Thursday, May 24, 2012

What is an Avatar?

When James Cameron released his breakthrough film Avatar in 2009, the word “avatar” became a household name. But few people realize what this word actually means. Some argue that it conjures up images of some kind of remote-controlled weapon. Others think of it as a type of robot (as in the case of Andromeda, where the ship’s computer was represented in physical form by an android “avatar” played by Lexa Doig).

Avatar is a Sanskrit word for “incarnation,” and refers frequently in Hindu mythology to the physical incarnations of the gods (particularly Vishnu). In popular culture, an avatar is something that represents the controller in another form; for example, the appearance of Jake Sully as an “avatar” in Na’vi form on Pandora in the movie. Sully isn’t actually incarnated on Pandora. He’s in stasis elsewhere, controlling this avatar with his mind.

Examples appear all over the religious and mythic world, however. It could be said that the god Odin from Norse mythology was an avatar when he appeared as a wandering wizard or an old man on the road, although strictly in such stories he was merely in disguise. Some scholars may even argue that Jesus was an avatar of God, as by definition He was born in earthly form while still retaining his essence as God.

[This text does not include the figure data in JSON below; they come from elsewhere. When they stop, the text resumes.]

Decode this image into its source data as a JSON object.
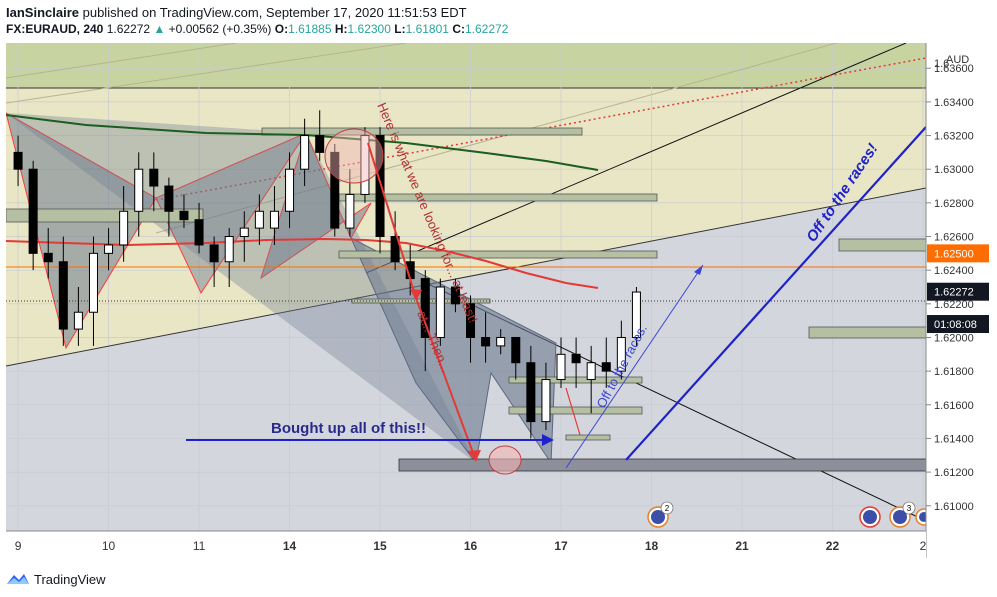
{
  "header": {
    "publisher": "IanSinclaire",
    "published_text": "published on TradingView.com, September 17, 2020 11:51:53 EDT",
    "symbol": "FX:EURAUD, 240",
    "last": "1.62272",
    "change": "+0.00562 (+0.35%)",
    "o_label": "O:",
    "o": "1.61885",
    "h_label": "H:",
    "h": "1.62300",
    "l_label": "L:",
    "l": "1.61801",
    "c_label": "C:",
    "c": "1.62272"
  },
  "footer": {
    "brand": "TradingView"
  },
  "chart_data": {
    "type": "candlestick",
    "currency_label": "AUD",
    "y_ticks": [
      "1.61000",
      "1.61200",
      "1.61400",
      "1.61600",
      "1.61800",
      "1.62000",
      "1.62200",
      "1.62400",
      "1.62600",
      "1.62800",
      "1.63000",
      "1.63200",
      "1.63400",
      "1.63600"
    ],
    "y_tick_values": [
      1.61,
      1.612,
      1.614,
      1.616,
      1.618,
      1.62,
      1.622,
      1.624,
      1.626,
      1.628,
      1.63,
      1.632,
      1.634,
      1.636
    ],
    "top_tick_partial": "1.6",
    "ylim": [
      1.6085,
      1.6375
    ],
    "x_ticks": [
      {
        "label": "9",
        "bold": false,
        "x": 0
      },
      {
        "label": "10",
        "bold": false,
        "x": 6
      },
      {
        "label": "11",
        "bold": false,
        "x": 12
      },
      {
        "label": "14",
        "bold": true,
        "x": 18
      },
      {
        "label": "15",
        "bold": true,
        "x": 24
      },
      {
        "label": "16",
        "bold": true,
        "x": 30
      },
      {
        "label": "17",
        "bold": true,
        "x": 36
      },
      {
        "label": "18",
        "bold": true,
        "x": 42
      },
      {
        "label": "21",
        "bold": true,
        "x": 48
      },
      {
        "label": "22",
        "bold": true,
        "x": 54
      },
      {
        "label": "2",
        "bold": false,
        "x": 60
      }
    ],
    "xlim": [
      -0.8,
      60.2
    ],
    "price_marks": [
      {
        "value": 1.625,
        "label": "1.62500",
        "bg": "#ff6d00",
        "fg": "#ffffff"
      },
      {
        "value": 1.62272,
        "label": "1.62272",
        "bg": "#131722",
        "fg": "#ffffff"
      },
      {
        "value": 1.6208,
        "label": "01:08:08",
        "bg": "#131722",
        "fg": "#ffffff"
      }
    ],
    "candles": [
      [
        0,
        1.631,
        1.632,
        1.629,
        1.63
      ],
      [
        1,
        1.63,
        1.6305,
        1.624,
        1.625
      ],
      [
        2,
        1.625,
        1.6265,
        1.6235,
        1.6245
      ],
      [
        3,
        1.6245,
        1.626,
        1.6195,
        1.6205
      ],
      [
        4,
        1.6205,
        1.623,
        1.6195,
        1.6215
      ],
      [
        5,
        1.6215,
        1.626,
        1.6195,
        1.625
      ],
      [
        6,
        1.625,
        1.6265,
        1.624,
        1.6255
      ],
      [
        7,
        1.6255,
        1.629,
        1.6245,
        1.6275
      ],
      [
        8,
        1.6275,
        1.631,
        1.626,
        1.63
      ],
      [
        9,
        1.63,
        1.631,
        1.6275,
        1.629
      ],
      [
        10,
        1.629,
        1.6295,
        1.626,
        1.6275
      ],
      [
        11,
        1.6275,
        1.6285,
        1.6265,
        1.627
      ],
      [
        12,
        1.627,
        1.628,
        1.625,
        1.6255
      ],
      [
        13,
        1.6255,
        1.626,
        1.623,
        1.6245
      ],
      [
        14,
        1.6245,
        1.6265,
        1.623,
        1.626
      ],
      [
        15,
        1.626,
        1.6275,
        1.6245,
        1.6265
      ],
      [
        16,
        1.6265,
        1.6285,
        1.6255,
        1.6275
      ],
      [
        17,
        1.6265,
        1.629,
        1.6255,
        1.6275
      ],
      [
        18,
        1.6275,
        1.631,
        1.6265,
        1.63
      ],
      [
        19,
        1.63,
        1.633,
        1.629,
        1.632
      ],
      [
        20,
        1.632,
        1.6335,
        1.6305,
        1.631
      ],
      [
        21,
        1.631,
        1.6315,
        1.626,
        1.6265
      ],
      [
        22,
        1.6265,
        1.63,
        1.626,
        1.6285
      ],
      [
        23,
        1.6285,
        1.6325,
        1.628,
        1.632
      ],
      [
        24,
        1.632,
        1.6325,
        1.625,
        1.626
      ],
      [
        25,
        1.626,
        1.6275,
        1.624,
        1.6245
      ],
      [
        26,
        1.6245,
        1.6255,
        1.6225,
        1.6235
      ],
      [
        27,
        1.6235,
        1.624,
        1.618,
        1.62
      ],
      [
        28,
        1.62,
        1.6235,
        1.6195,
        1.623
      ],
      [
        29,
        1.623,
        1.6235,
        1.6215,
        1.622
      ],
      [
        30,
        1.622,
        1.6225,
        1.6185,
        1.62
      ],
      [
        31,
        1.62,
        1.6215,
        1.6185,
        1.6195
      ],
      [
        32,
        1.6195,
        1.6205,
        1.619,
        1.62
      ],
      [
        33,
        1.62,
        1.62,
        1.6175,
        1.6185
      ],
      [
        34,
        1.6185,
        1.6195,
        1.614,
        1.615
      ],
      [
        35,
        1.615,
        1.6185,
        1.6145,
        1.6175
      ],
      [
        36,
        1.6175,
        1.62,
        1.617,
        1.619
      ],
      [
        37,
        1.619,
        1.62,
        1.617,
        1.6185
      ],
      [
        38,
        1.6175,
        1.6195,
        1.6155,
        1.6185
      ],
      [
        39,
        1.6185,
        1.62,
        1.617,
        1.618
      ],
      [
        40,
        1.618,
        1.621,
        1.6175,
        1.62
      ],
      [
        41,
        1.62,
        1.623,
        1.6195,
        1.6227
      ]
    ]
  },
  "annotations": {
    "bought_label": "Bought up all of this!!",
    "races_big": "Off to the races!",
    "races_small": "Off to the races.",
    "red_note": "Here is what we are looking for... at least!",
    "red_note2": "at... Then...",
    "badge_2": "2",
    "badge_3": "3"
  },
  "colors": {
    "up": "#ffffff",
    "down": "#000000",
    "ma_green": "#1b5e20",
    "ma_red": "#e53935",
    "blue": "#1e22c8",
    "orange": "#ff6d00"
  }
}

The Hindu god Vishnu appears in a number of avatars throughout history, including as Matsya the fish, Kurma the tortoise, and perhaps most importantly as the hero Krishna. He also appears several times as a beggar or washerman in the Ponnivala story, but here again these are better thought of as disguises than as avatars, because he is not born into these forms but merely assumes their appearance.